Thursday, November 09, 2006

November 8 Flu Update

The WHO Director-General election is over. Hong Kong flu expert Margaret Chan will held the organization.

Effect Measure comments on the choice of Dr. Chan.

The WHO has urged Chinese Scientists and non-Chinese scientists to stop squabbling, share data and work together.

Nick Zamiska of the Wall Street Journal also has this story--from the context that the rift shows the difficult road China has in doing this work in a single-party state.

WHO reminds its readers that it will be importantly to continually monitor poultry vaccines to check for mutations.

GSK is projecting that a couple "important" countries will order large quantities of pre-pandemic vaccine.


Recently, we blogged that the Chinese had identified a part of the flu virus that made it virulent. Effect Measure chimes in about the potential importance of the research.


Still, this is very interesting and elegant work. It directs our attention to NS1 and its ability to inhibit interferon production as a characteristic sufficient to turn an avirulent virus into a virulent one. It is like a big sign in the ground that has the letters, Dig Here, written on it.


Imogene has received an R&D grant to develop "technology that enables identification of naturally infected and vaccinated birds."


India is lowering its expected poultry exports due to the flu.

India is looking at developing poultry health standards to protect against its poultry stock from bird flu.
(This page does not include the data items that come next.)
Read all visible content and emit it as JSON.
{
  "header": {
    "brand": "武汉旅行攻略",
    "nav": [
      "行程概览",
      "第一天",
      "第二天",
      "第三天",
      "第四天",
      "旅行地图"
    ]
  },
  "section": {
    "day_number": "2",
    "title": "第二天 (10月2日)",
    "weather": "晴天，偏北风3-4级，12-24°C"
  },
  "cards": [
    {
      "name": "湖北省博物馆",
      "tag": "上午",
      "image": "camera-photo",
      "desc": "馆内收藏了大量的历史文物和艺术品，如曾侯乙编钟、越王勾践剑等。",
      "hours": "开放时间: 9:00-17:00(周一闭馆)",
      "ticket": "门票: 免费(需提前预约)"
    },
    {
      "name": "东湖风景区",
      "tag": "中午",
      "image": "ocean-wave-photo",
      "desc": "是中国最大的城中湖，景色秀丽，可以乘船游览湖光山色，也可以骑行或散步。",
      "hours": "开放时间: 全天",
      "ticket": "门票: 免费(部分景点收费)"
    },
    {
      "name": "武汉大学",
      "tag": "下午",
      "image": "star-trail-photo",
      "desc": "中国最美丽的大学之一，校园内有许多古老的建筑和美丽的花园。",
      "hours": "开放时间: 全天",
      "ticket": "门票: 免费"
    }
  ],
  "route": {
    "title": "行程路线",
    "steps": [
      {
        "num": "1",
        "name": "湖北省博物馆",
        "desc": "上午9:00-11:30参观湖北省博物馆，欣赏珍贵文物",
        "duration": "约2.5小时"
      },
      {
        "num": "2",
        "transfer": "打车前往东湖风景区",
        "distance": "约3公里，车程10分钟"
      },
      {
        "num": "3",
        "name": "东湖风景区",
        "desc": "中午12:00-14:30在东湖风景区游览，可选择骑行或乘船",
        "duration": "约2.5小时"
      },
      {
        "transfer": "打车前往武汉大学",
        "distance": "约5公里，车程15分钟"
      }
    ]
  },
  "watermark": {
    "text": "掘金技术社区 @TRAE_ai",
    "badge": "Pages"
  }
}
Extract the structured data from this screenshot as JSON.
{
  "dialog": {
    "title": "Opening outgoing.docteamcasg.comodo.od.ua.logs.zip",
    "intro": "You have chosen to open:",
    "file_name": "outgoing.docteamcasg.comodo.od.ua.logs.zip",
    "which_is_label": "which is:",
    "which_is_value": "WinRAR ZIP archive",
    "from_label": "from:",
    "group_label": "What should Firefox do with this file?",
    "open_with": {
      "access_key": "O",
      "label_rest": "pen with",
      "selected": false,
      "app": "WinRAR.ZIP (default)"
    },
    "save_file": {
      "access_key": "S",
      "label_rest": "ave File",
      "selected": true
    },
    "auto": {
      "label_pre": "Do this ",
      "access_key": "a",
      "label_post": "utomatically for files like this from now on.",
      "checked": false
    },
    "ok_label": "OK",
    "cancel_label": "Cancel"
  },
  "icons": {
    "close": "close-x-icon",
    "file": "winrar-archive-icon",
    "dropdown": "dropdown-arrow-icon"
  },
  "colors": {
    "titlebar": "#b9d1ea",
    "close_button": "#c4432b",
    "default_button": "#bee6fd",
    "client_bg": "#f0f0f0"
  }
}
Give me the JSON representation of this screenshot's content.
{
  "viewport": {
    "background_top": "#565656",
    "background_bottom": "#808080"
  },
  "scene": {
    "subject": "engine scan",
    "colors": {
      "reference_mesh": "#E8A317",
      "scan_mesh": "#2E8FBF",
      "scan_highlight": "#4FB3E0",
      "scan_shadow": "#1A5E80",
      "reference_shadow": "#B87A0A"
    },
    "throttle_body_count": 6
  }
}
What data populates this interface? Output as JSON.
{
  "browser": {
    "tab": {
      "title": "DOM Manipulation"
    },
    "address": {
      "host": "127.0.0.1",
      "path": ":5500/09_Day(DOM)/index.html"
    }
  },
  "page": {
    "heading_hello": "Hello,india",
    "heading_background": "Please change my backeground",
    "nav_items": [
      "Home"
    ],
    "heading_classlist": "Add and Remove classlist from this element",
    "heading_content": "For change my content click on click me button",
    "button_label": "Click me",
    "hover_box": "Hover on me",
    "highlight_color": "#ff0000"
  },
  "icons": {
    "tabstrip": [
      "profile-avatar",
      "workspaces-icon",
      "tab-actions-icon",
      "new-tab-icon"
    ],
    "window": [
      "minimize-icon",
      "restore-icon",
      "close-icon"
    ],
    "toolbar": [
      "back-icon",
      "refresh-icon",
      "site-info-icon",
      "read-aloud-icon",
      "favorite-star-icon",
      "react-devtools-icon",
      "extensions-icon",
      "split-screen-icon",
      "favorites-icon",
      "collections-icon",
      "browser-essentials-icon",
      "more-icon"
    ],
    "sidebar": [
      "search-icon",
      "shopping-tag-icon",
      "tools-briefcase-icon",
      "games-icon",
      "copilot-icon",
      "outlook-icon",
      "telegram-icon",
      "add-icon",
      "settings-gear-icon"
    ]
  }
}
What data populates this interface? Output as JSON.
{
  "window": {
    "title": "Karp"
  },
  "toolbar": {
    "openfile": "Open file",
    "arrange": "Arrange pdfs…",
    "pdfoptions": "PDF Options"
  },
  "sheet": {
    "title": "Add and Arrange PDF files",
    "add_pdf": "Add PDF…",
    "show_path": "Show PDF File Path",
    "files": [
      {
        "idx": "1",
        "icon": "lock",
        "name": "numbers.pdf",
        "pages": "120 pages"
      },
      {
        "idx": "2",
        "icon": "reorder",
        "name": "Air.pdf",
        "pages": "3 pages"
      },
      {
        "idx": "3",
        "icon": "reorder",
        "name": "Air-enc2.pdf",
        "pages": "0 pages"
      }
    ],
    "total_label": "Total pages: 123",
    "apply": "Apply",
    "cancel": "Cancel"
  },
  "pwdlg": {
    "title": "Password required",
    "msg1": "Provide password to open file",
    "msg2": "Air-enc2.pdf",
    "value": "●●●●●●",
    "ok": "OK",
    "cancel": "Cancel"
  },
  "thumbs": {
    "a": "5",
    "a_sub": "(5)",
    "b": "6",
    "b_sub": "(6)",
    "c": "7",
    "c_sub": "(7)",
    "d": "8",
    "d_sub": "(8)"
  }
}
A national influenza drill is being held in New Zealand today.

Scott County, VA officials say they are ready in the event of an influenza pandemic.

Here's another positive vaccine press release from a pharmco.

1 Comments:

At 7:20 PM, Blogger Wulfgang said...

Orange;

I abhor politics so I won't comment on the Margaret Chan appointment. We will just have to sit and wait and see how much of a China puppet she really turns out to be.
The Revere discussion in Effective Measure was interesting, but as it points out, with all the gene sequence research, very little is actually new discovery.

But I can comment on the latest of quite a few national influenza pandemic enhanced table-top like exercises taking place - this time in New Zealand. We've already seen these activities in Great Britain, Australia, Hong Kong and several other countries and they have conducted similar important exercises. Where is the United States on this ? I think the answer is: it isn't. Unfortunately, the U.S. has taken the approach to treat influenza pandemic readiness like a one time catastrophic event, exactly like a hurricane or terrorist threat. Worse, it has delegated all functional planning responsibility onto the states, hence we have 50 inconsistent stove pipe plans, most of them insufficient right down to the community level. Some of them are down right unrealistic. I point this situation out, because we are very likely to end up with 50 Katrina-like situations during a moderate-to-severe pandemic. And the planning situation even gets worse - all government agencies and the DOD (Army, Navy, Marines, Air Force) all have disparate influenza plans, that are either incomplete to date, incongruous, and relate only to their specific defined missions - which doesn't necessarily directly benefit you or me. And these federal plans have not been integrated with the commercial business, state, and community plans.

The U.S. should immediately initiate a national integrated table-top influenza pandemic exercise, so these blaring inconsistencies can be spotted and corrected. Until this happens, it might be wise for everyone to contemplate what needs they should acquire if "shelter-in-place" orders are mandated during quarantines. This is where the U.S. is currently headed, by default.